Naira, dans l’Hypermonde, est taciturne, cynique et un poil austère. Elle se bat à l’aide d’armes légères et rapides, ainsi que d’un arc à distance ; comme pour prendre le contrepied des Ewers et de leur volonté absolue de devenir des machines immortelles.

Kéra, dans le Surmonde, est une guerrière à part entière. Moins agile, incapable de faire des doubles sauts ; elle mise avant tout sur sa puissance brute via l’utilisation d’épées à deux mains particulièrement redoutables.

Enfin, Alatara, dans l’Hypomonde, est agile et rusée ; habituée à fuir les créatures qui hantent cet endroit. Elle a appris à se servir de redoutables sorts pour se défaire de ses adversaires mais peine à se lier avec les autres à cause d’une vie de solitude extrême.

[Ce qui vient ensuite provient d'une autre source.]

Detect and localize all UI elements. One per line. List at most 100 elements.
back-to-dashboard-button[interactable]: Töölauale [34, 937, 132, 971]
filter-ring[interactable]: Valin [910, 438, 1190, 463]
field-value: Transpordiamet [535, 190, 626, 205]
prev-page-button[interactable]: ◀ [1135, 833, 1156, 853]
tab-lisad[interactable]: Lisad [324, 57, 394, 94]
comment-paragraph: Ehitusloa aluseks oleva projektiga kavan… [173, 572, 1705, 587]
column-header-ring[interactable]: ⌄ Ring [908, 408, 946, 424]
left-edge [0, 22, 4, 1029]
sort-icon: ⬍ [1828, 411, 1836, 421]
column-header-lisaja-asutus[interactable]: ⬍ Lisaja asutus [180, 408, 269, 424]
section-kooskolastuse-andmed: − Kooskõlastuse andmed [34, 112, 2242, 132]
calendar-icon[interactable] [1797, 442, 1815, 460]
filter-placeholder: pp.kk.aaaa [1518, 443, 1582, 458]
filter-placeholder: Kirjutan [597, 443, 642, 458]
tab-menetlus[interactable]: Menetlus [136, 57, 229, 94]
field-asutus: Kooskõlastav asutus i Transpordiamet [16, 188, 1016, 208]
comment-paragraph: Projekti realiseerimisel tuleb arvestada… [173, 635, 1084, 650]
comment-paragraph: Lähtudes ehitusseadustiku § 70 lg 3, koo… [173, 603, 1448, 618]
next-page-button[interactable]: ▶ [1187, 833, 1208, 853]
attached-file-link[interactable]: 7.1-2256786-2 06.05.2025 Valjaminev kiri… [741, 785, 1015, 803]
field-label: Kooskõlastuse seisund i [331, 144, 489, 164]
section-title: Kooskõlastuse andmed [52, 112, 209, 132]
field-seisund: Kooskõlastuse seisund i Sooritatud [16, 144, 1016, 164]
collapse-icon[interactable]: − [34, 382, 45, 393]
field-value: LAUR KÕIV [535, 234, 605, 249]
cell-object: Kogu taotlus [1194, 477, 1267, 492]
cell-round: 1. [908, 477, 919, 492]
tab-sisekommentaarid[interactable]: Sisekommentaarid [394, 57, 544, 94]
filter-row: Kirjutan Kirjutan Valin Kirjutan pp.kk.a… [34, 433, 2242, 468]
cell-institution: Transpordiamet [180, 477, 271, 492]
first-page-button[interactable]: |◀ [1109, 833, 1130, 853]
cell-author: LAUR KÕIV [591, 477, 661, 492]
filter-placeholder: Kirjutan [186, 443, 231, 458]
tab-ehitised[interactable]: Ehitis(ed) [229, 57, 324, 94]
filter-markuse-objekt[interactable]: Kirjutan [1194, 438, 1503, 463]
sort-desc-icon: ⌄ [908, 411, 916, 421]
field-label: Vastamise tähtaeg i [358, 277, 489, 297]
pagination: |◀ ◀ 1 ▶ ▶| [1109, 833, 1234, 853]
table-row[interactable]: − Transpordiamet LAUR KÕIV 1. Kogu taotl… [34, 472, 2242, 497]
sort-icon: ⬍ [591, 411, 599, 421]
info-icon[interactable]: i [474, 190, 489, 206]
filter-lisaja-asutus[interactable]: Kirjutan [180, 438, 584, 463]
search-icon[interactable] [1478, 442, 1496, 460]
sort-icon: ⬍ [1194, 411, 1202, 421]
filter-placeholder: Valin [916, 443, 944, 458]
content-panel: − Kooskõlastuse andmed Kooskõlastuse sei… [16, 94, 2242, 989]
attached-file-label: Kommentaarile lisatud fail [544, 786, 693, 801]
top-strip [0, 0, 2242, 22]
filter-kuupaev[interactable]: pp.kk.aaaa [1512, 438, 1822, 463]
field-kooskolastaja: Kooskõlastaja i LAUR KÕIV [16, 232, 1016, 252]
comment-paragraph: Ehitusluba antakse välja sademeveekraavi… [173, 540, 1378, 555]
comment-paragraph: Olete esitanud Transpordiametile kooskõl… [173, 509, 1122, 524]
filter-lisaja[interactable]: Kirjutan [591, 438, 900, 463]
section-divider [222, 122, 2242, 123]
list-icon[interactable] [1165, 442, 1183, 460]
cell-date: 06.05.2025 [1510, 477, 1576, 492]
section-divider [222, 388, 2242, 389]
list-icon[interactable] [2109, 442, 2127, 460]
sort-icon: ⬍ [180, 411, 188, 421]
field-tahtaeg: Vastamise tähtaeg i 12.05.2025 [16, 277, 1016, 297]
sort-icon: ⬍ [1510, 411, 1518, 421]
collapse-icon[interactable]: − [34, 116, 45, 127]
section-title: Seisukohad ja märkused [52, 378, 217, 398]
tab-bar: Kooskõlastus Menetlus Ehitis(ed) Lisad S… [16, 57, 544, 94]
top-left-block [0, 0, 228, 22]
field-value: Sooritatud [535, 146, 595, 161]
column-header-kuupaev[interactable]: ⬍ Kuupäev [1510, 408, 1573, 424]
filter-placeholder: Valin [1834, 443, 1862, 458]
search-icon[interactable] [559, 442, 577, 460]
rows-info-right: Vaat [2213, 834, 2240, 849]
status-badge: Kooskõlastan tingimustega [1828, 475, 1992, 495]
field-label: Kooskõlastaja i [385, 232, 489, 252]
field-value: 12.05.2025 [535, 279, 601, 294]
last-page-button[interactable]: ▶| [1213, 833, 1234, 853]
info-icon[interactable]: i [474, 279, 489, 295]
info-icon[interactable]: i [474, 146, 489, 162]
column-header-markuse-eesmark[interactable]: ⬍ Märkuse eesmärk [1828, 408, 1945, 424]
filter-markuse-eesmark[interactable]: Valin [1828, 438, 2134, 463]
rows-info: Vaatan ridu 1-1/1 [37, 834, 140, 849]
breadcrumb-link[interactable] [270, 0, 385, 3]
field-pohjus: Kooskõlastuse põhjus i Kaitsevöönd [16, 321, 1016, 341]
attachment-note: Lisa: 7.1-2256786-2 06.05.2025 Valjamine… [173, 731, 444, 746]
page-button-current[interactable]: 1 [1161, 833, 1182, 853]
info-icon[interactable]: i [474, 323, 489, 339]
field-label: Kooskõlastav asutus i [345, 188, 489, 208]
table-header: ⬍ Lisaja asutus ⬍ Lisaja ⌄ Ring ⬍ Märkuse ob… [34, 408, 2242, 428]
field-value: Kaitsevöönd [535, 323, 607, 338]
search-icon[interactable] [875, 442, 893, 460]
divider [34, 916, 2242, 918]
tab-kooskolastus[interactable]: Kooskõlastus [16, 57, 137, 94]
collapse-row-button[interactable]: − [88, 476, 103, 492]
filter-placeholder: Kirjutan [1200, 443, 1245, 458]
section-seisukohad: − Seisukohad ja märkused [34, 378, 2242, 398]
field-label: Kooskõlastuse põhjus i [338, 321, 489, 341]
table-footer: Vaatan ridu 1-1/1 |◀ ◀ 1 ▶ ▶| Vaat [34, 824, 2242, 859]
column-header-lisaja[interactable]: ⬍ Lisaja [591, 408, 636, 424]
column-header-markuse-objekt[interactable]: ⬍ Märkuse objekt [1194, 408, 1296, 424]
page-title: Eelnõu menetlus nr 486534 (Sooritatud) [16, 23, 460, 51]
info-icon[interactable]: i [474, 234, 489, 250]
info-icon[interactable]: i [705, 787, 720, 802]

Chacune des trois héroïnes dispose ainsi d’un gameplay identique aux deux autres ; mais avec quelques nuances qui les rendent uniques. L’idée ingénieuse du titre vient de ne jamais vous imposer de les diriger. Si vous souhaitez parcourir l’ensemble des dimensions avec la même héroïne, libre à vous… mais vous risquez en ce cas de perdre une partie du plaisir de la découverte, ou des capacités uniques de chacune vous permettant d’atteindre des zones spéciales.

Sachez enfin que d’autres modes de jeux viennent s’ajouter à l’intrigue principale, via des zones spéciales atteignables depuis le HUB central. L’un d’entre eux dispose d’ailleurs d’un scénario à part entière, vous proposant de prendre le contrôle d’une quatrième version de Maya, cette fois-ci en tant qu’Ewer.

Autant le dire très clairement, Trinity Fusion fait partie des meilleures découvertes de cette fin d’année 2023. Travaillé avec le plus grand soin par une équipe qui en a peaufiné le moindre détail, il parvient à s’imposer d’emblée comme un incontournable du genre.

Le plaisir des choses simples

Côté gameplay, Trinity Fusion s’avère relativement efficace dans ses propositions, sans pour autant chercher à réinventer la roue. Des attaques principales avec X, à distance avec Y, une glissade / dash aérien via B ; et bien entendu un saut (qu’il est possible de doubler en fonction du personnage contrôlé) à l’aide de la touche A. L’interaction avec les éléments du décor (coffres, portes, etc.) est assignée sur RB. En laissant cette dernière touche enfoncée, vous déployez de plus un champ de force détectant les zones cachées.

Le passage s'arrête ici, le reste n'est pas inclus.